Un train pour Milan est une création originale de François Feroleto, présentée pour la première fois au Festival d’Avignon en 2020, donnée actuellement au Théâtre de la Huchette (>). Ce spectacle intime nous livre un récit poignant d’un prisonnier calabrais, inspiré à la fois de la vie de François Feroleto et de nouvelles de Dino Buzzati.
Les textes littéraires nous affectent par leur incontestable pouvoir de séduction d’autant plus grandissant pour certains d’entre eux qu’ils ne cessent de nous parler de nous-mêmes, de faire ressortir des réminiscences enfouies au plus profond de notre âme et de nous renvoyer par-là à nos origines éclatées. D’autres textes se trouvent intimement liés à notre trajectoire personnelle bouleversée parce qu’ils réactivent en nous de nouveaux univers sublimés dans notre imagination par l’insoutenable volonté de vivre. La littérature peut nous pousser à dépasser ce délicieux stade de mélancolie de la lecture et susciter en nous le désir de nous raconter à notre tour. C’est de cette rencontre de désirs, de souvenirs, de vicissitudes et de quêtes de soi que semblent surgir le texte et le spectacle de François Feroleto Un train pour Milan : se raconter soi-même à travers un parcours fantastique composé et recomposé d’extraits réécrits puisés dans l’œuvre de son auteur de prédilection.
Un train pour Milan est tout d’abord un récit imaginaire qu’un prisonnier calabrais condamné à perpétuité adresse à son fils, récit fait le temps de paraître face à la foule amenée à trancher sur son éventuelle sortie de prison selon une vieille coutume. C’est ainsi que Marcello attendant dans sa cellule se lance dans une narration empreinte de nostalgie et d’émotion qui nous conduit au fin fond de sa Calabre appauvrie qu’il a dû troquer pour Milan en quête de jours meilleurs. Son histoire en apparence tout à fait banale est pourtant celle des milliers de calabrais obligés de s’exiler après la Seconde Guerre mondiale pour trouver un travail ailleurs que par chez eux. Elle nous raconte avec finesse leur déchirement existentiel entraîné par d’insurmontables disparités entre le Nord et le Sud malgré l’ascension sociale réussie de plusieurs d’entre eux. C’est dans ce récit en partie autobiographique que s’imbriquent furtivement des extraits de nouvelles de Dino Buzzati, ce qui lui confère furieusement une dimension poétique et une certaine portée universelle, et ce qui provoque in fine d’étonnants effets de reconnaissance, source de nombreuses tensions.

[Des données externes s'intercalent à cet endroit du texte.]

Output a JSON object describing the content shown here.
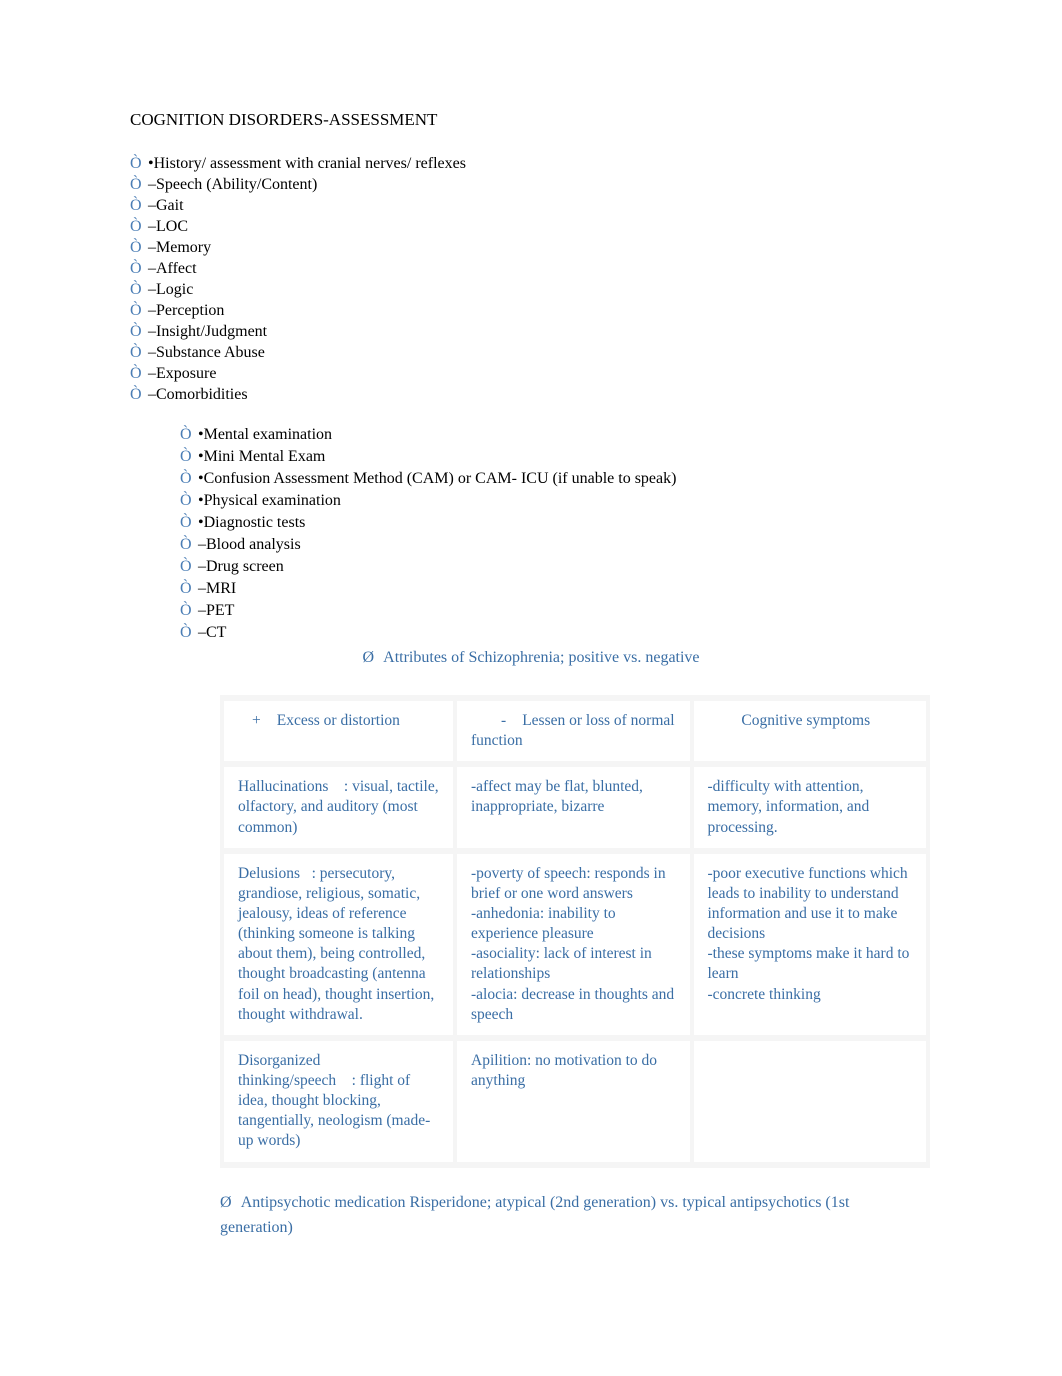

La scénographie nous laisse pénétrer dans la cellule où Marcello se trouve incarcéré depuis plus de douze ans et où il attend avec angoisse sa comparution devant la foule. Un simple banc noir est placé devant une sorte de grille. Cette grille qui s’ouvre çà et là comme une fenêtre est encastrée dans un cadre muni de battants qui se déplient et replient en modifiant l’aspect du décor pour suggérer les lieux évoqués par Marcello au cours de son récit. C’est grâce à un battant vert-jaune dont le relief semble figurer la flore calabraise que le prisonnier nous amène par exemple jusque chez lui dans les années de sa jeunesse marquée par d’émouvants souvenirs familiaux et relevée par une chanson traditionnelle. L’action est ainsi scandée par ces incursions faites hors de la prison non seulement pour redynamiser son déroulement scénique, mais aussi pour souligner avec une plus grande poésie la condition ambiguë du prisonnier. Cette poésie émane d’autre part d’un subtil éclairage fondé sur d’ingénieuses colorations très suggestives, comme cette sublime scène où la voix de Michel Bouquet, une fois Marcello assoupi sur son banc, évoque la vie d’une microfaune présente dans un jardin. Des sons et bandes sonores minutieusement choisis accompagnent en plus le récit de Marcello qu’ils transcendent avec l’éclairage dans un spectacle saisissant.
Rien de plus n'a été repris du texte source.